フェリーで静かに始まった旅路から、再開発が進む天神の高層ビル群、博多駅に延伸された地下鉄七隈線──街はどこも新しくなっていて、かつての風景を探すたびに、胸の奥がきゅっとなりました。

それでも、変わらない光景や、ふと感じた地元の空気、そして人の流れに触れるたび、「やっぱり福岡は私にとって特別な場所なんだ」と、しみじみ感じずにはいられませんでした。

この旅では、そんな“変化と記憶”が交差する福岡を、じっくりと歩いて味わってきました。
その道中を写真とともに振り返りながら、私なりの視点で綴ってみたいと思います。

【帰省旅の始まり】フェリーで向かう懐かしき福岡、新門司港にて

久しぶりの帰省。コロナ禍が明けて初めての福岡は、懐かしさと新しさが入り混じる、ちょっと特別な旅でした。

物価高が続く今、少しでも旅費を抑えるために選んだのは「フェリーでの帰省」。

時間はかかりますが、その分、旅情や景色をたっぷり味わえるのがフェリー旅の魅力です。

この写真は、新門司港に到着する直前、フェリーの甲板から撮影したもの。朝の澄んだ空気の中、日本の国旗が風にたなびき、港の向こうには北九州の街並みが静かに広がっています。

遠くに見えるのはすでに到着している別のフェリー。

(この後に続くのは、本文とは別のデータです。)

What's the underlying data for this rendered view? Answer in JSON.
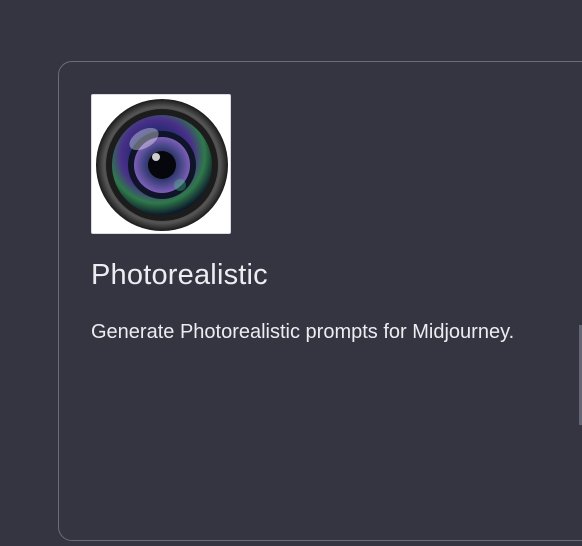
{
  "card": {
    "title": "Photorealistic",
    "description": "Generate Photorealistic prompts for Midjourney.",
    "image_icon": "camera-lens-icon"
  },
  "colors": {
    "background": "#343541",
    "card_border": "#6b6c7b",
    "text": "#ececf1"
  }
}
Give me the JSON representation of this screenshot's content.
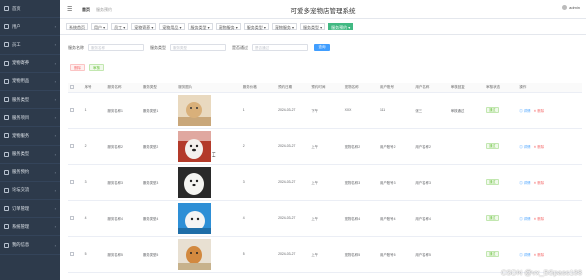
{
  "sidebar": {
    "items": [
      {
        "label": "首页",
        "icon": "home-icon",
        "chevron": ""
      },
      {
        "label": "用户",
        "icon": "user-icon",
        "chevron": "›"
      },
      {
        "label": "员工",
        "icon": "staff-icon",
        "chevron": "›"
      },
      {
        "label": "宠物寄养",
        "icon": "pet-icon",
        "chevron": "›"
      },
      {
        "label": "宠物用品",
        "icon": "goods-icon",
        "chevron": "›"
      },
      {
        "label": "服务类型",
        "icon": "list-icon",
        "chevron": "›"
      },
      {
        "label": "服务项目",
        "icon": "grid-icon",
        "chevron": "›"
      },
      {
        "label": "宠物服务",
        "icon": "service-icon",
        "chevron": "›"
      },
      {
        "label": "服务类型",
        "icon": "type-icon",
        "chevron": "›"
      },
      {
        "label": "服务预约",
        "icon": "calendar-icon",
        "chevron": "›"
      },
      {
        "label": "论坛交流",
        "icon": "chat-icon",
        "chevron": "›"
      },
      {
        "label": "订单管理",
        "icon": "order-icon",
        "chevron": "›"
      },
      {
        "label": "系统管理",
        "icon": "settings-icon",
        "chevron": "›"
      },
      {
        "label": "我的信息",
        "icon": "info-icon",
        "chevron": "›"
      }
    ]
  },
  "header": {
    "title": "可爱多宠物店管理系统",
    "breadcrumb_home": "首页",
    "breadcrumb_current": "服务预约",
    "user": "admin"
  },
  "nav_tabs": [
    {
      "label": "系统首页",
      "active": false
    },
    {
      "label": "用户 ▾",
      "active": false
    },
    {
      "label": "员工 ▾",
      "active": false
    },
    {
      "label": "宠物寄养 ▾",
      "active": false
    },
    {
      "label": "宠物用品 ▾",
      "active": false
    },
    {
      "label": "服务类型 ▾",
      "active": false
    },
    {
      "label": "宠物服务 ▾",
      "active": false
    },
    {
      "label": "服务类型 ▾",
      "active": false
    },
    {
      "label": "宠物服务 ▾",
      "active": false
    },
    {
      "label": "服务类型 ▾",
      "active": false
    },
    {
      "label": "服务预约 ▾",
      "active": true
    }
  ],
  "search": {
    "field1_label": "服务名称",
    "field1_placeholder": "服务名称",
    "field2_label": "服务类型",
    "field2_placeholder": "服务类型",
    "field3_label": "是否通过",
    "field3_placeholder": "是否通过",
    "button": "查询"
  },
  "actions": {
    "delete": "删除",
    "review": "审核"
  },
  "table": {
    "headers": [
      "",
      "序号",
      "服务名称",
      "服务类型",
      "服务图片",
      "服务价格",
      "预约日期",
      "预约时间",
      "宠物名称",
      "用户账号",
      "用户名称",
      "审核回复",
      "审核状态",
      "操作"
    ],
    "rows": [
      {
        "idx": "1",
        "name": "服务名称1",
        "type": "服务类型1",
        "price": "1",
        "date": "2024-03-27",
        "time": "下午",
        "pet": "XXX",
        "account": "111",
        "uname": "张三",
        "reply": "审核通过",
        "status": "通过"
      },
      {
        "idx": "2",
        "name": "服务名称2",
        "type": "服务类型2",
        "price": "2",
        "date": "2024-03-27",
        "time": "上午",
        "pet": "宠物名称2",
        "account": "用户账号2",
        "uname": "用户名称2",
        "reply": "",
        "status": "通过"
      },
      {
        "idx": "3",
        "name": "服务名称3",
        "type": "服务类型3",
        "price": "3",
        "date": "2024-03-27",
        "time": "上午",
        "pet": "宠物名称3",
        "account": "用户账号3",
        "uname": "用户名称3",
        "reply": "",
        "status": "通过"
      },
      {
        "idx": "4",
        "name": "服务名称4",
        "type": "服务类型4",
        "price": "4",
        "date": "2024-03-27",
        "time": "上午",
        "pet": "宠物名称4",
        "account": "用户账号4",
        "uname": "用户名称4",
        "reply": "",
        "status": "通过"
      },
      {
        "idx": "5",
        "name": "服务名称5",
        "type": "服务类型5",
        "price": "5",
        "date": "2024-03-27",
        "time": "上午",
        "pet": "宠物名称5",
        "account": "用户账号5",
        "uname": "用户名称5",
        "reply": "",
        "status": "通过"
      }
    ],
    "op_detail": "详情",
    "op_delete": "删除"
  },
  "watermark": "CSDN @vx_BSpass188",
  "colors": {
    "sidebar": "#2d3a4b",
    "active_tab": "#42b983",
    "primary": "#409eff",
    "danger": "#f56c6c",
    "success": "#67c23a"
  }
}
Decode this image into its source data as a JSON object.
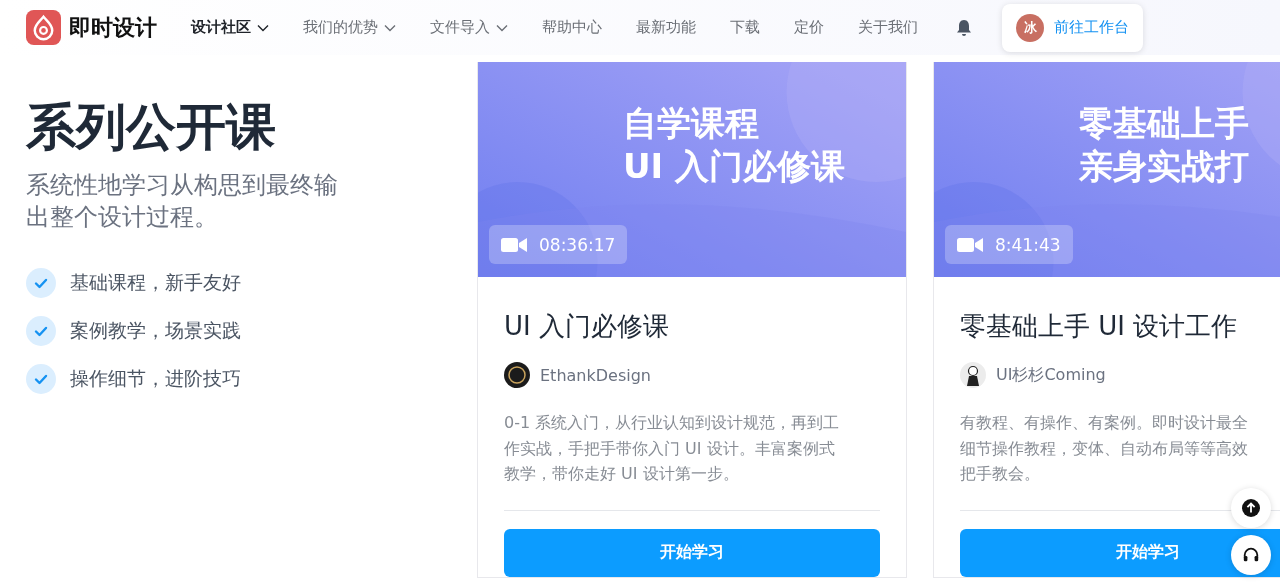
{
  "header": {
    "brand": "即时设计",
    "nav": [
      {
        "label": "设计社区",
        "selected": true,
        "dropdown": true
      },
      {
        "label": "我们的优势",
        "selected": false,
        "dropdown": true
      },
      {
        "label": "文件导入",
        "selected": false,
        "dropdown": true
      },
      {
        "label": "帮助中心",
        "selected": false,
        "dropdown": false
      },
      {
        "label": "最新功能",
        "selected": false,
        "dropdown": false
      },
      {
        "label": "下载",
        "selected": false,
        "dropdown": false
      },
      {
        "label": "定价",
        "selected": false,
        "dropdown": false
      },
      {
        "label": "关于我们",
        "selected": false,
        "dropdown": false
      }
    ],
    "avatar": "冰",
    "workspace_button": "前往工作台"
  },
  "intro": {
    "title": "系列公开课",
    "subtitle": "系统性地学习从构思到最终输出整个设计过程。",
    "features": [
      "基础课程，新手友好",
      "案例教学，场景实践",
      "操作细节，进阶技巧"
    ]
  },
  "courses": [
    {
      "cover_lines": [
        "自学课程",
        "UI 入门必修课"
      ],
      "duration": "08:36:17",
      "title": "UI 入门必修课",
      "author": {
        "name": "EthankDesign",
        "kind": "dark"
      },
      "description_lines": [
        "0-1 系统入门，从行业认知到设计规范，再到工",
        "作实战，手把手带你入门 UI 设计。丰富案例式",
        "教学，带你走好 UI 设计第一步。"
      ],
      "button": "开始学习"
    },
    {
      "cover_lines": [
        "零基础上手",
        "亲身实战打"
      ],
      "duration": "8:41:43",
      "title": "零基础上手 UI 设计工作",
      "author": {
        "name": "UI杉杉Coming",
        "kind": "light"
      },
      "description_lines": [
        "有教程、有操作、有案例。即时设计最全",
        "细节操作教程，变体、自动布局等等高效",
        "把手教会。"
      ],
      "button": "开始学习"
    }
  ]
}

新門司港は九州と本州を結ぶ主要なフェリーターミナルとして、多くの船が発着する活気ある港です。

新門司港ってどんなところ?

新門司港は、福岡県北九州市門司区に位置する港で、本州の大阪や神戸からのフェリー航路の終着点として知られています。

特に、長距離フェリーでの帰省や旅行、物流の中継点として、多くの人々と物が行き交う場所です。

港の周囲は工業地帯や倉庫群が広がっていて、一見すると無機質な風景にも見えますが、その静けさの中に“九州に帰ってきた”という実感がふと湧いてきます。

フェリー旅ならではの楽しみ

船旅の良さは、何といっても「移動そのものを楽しめる」こと。

甲板に出れば、朝焼けや夕暮れ、星空、広がる海原……時間帯によってまったく異なる表情を見せてくれます。

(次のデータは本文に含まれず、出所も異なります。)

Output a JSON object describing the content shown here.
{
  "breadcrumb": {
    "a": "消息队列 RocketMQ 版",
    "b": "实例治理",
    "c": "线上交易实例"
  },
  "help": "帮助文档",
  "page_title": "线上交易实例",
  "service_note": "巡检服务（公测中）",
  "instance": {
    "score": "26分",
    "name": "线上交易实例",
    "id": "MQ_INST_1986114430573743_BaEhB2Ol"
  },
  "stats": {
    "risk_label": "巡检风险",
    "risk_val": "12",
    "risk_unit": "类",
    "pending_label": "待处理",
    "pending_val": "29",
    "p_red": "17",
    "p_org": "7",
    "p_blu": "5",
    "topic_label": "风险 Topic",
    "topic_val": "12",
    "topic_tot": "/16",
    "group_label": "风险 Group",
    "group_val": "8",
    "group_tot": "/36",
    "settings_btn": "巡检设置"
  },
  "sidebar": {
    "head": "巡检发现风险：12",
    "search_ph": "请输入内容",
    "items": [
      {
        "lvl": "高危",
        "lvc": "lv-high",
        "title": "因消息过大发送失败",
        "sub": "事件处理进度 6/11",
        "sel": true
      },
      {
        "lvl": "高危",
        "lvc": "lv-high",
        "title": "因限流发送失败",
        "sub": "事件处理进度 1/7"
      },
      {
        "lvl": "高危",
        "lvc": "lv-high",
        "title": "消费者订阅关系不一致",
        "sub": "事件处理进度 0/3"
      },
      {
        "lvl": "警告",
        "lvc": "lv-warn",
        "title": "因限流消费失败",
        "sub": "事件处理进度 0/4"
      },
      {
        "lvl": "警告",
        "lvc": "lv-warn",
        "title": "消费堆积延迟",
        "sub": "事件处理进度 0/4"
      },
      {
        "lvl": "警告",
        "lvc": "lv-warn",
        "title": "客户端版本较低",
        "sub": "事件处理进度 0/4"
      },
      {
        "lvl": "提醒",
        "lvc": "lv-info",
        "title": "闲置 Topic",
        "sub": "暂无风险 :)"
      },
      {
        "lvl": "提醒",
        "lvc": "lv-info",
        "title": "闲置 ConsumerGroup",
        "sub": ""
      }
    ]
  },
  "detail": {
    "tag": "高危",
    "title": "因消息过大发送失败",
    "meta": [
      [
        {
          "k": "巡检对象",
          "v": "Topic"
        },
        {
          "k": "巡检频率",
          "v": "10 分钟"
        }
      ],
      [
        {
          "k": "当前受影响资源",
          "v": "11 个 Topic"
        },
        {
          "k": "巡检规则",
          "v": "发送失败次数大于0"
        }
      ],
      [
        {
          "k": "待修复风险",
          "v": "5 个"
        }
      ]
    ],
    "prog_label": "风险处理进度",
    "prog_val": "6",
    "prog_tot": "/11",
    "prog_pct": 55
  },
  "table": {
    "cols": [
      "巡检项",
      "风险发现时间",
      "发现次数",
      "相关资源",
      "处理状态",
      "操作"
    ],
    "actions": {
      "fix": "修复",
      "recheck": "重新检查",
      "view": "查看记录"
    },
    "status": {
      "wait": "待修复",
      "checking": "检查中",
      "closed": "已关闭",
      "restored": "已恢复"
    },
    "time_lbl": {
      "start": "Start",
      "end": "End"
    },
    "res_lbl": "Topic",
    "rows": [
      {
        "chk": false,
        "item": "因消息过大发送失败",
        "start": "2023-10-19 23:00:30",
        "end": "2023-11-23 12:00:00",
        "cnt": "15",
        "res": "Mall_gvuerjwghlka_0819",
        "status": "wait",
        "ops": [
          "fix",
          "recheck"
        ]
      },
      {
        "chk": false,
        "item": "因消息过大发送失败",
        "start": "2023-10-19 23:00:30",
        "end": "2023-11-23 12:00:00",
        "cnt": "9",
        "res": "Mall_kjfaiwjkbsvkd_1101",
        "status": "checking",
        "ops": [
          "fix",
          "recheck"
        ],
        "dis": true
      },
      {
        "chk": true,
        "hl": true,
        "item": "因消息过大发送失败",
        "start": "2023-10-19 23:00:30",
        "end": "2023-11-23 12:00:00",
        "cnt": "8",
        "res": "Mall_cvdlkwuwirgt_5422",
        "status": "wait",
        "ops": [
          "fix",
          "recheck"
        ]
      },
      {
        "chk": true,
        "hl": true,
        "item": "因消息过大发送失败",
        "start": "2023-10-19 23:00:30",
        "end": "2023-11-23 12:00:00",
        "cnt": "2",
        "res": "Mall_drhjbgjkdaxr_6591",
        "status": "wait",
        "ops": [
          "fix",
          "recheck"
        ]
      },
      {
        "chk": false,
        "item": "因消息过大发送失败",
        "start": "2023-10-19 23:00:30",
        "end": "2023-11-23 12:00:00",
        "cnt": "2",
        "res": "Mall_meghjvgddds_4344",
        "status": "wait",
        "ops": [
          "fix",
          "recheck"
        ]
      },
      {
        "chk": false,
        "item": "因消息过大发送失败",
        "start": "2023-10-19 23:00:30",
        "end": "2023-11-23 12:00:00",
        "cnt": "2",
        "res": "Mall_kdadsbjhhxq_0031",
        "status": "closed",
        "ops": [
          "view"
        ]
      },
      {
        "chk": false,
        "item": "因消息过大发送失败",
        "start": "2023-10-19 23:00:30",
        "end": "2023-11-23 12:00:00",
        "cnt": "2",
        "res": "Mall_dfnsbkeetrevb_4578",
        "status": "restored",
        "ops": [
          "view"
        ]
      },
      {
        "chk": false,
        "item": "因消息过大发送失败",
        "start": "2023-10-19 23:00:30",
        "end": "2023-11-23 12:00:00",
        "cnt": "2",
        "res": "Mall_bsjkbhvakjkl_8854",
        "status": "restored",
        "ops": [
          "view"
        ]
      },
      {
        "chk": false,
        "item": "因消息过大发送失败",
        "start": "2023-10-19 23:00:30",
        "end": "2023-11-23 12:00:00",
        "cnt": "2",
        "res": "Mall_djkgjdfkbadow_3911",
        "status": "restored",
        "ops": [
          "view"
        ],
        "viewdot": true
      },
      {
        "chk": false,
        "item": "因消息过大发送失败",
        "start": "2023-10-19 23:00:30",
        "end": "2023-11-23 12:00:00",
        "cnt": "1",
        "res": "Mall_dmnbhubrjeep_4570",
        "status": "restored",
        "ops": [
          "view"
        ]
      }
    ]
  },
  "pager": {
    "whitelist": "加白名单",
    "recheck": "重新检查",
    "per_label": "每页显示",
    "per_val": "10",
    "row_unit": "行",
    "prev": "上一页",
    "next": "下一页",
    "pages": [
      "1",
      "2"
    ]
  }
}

揺れに身を任せてぼーっとするのも贅沢な時間。気づけば日常のストレスがふわっと軽くなっているような感覚に包まれます。

また、フェリーにはお風呂や売店、レストラン、ラウンジなどの設備があり、長旅でも快適に過ごせる工夫がいっぱい。

小さなお子さん連れや、のんびり旅を楽しみたい方には特におすすめです。

懐かしさと変化が交差する帰省先

数年ぶりに訪れた福岡は、変わらない景色とともに、新しくなった街並みやお店もあり、驚きや発見の連続でした。

昔通った場所を再び歩くと、ふとした香りや音に懐かしい記憶がよみがえってきます。

旅の始まりをこのフェリーと新門司港が彩ってくれたことは、きっと心に残る思い出のひとつになるはずです。

【博多駅の新風景】地下鉄七隈線の全線開通に驚きと感動

久しぶりに訪れた博多駅で、思わぬ「変化」に出会いました。

改札周辺や通路のあちこちに見慣れない「七隈線」の文字──その瞬間、思わず「えっ、七隈線が博多まで来てる!?」と声が出てしまいました。

実は私、地下鉄七隈線が全線開通してから博多を訪れるのは今回が初めて。

まったく予備知識がなかった分、現地でその事実に気づいたときの驚きと感動はひとしおでした。

七隈線の博多延伸とは?

福岡市地下鉄七隈線は、もともと福岡市西南部の橋本駅から、天神南駅までを結ぶ路線でした。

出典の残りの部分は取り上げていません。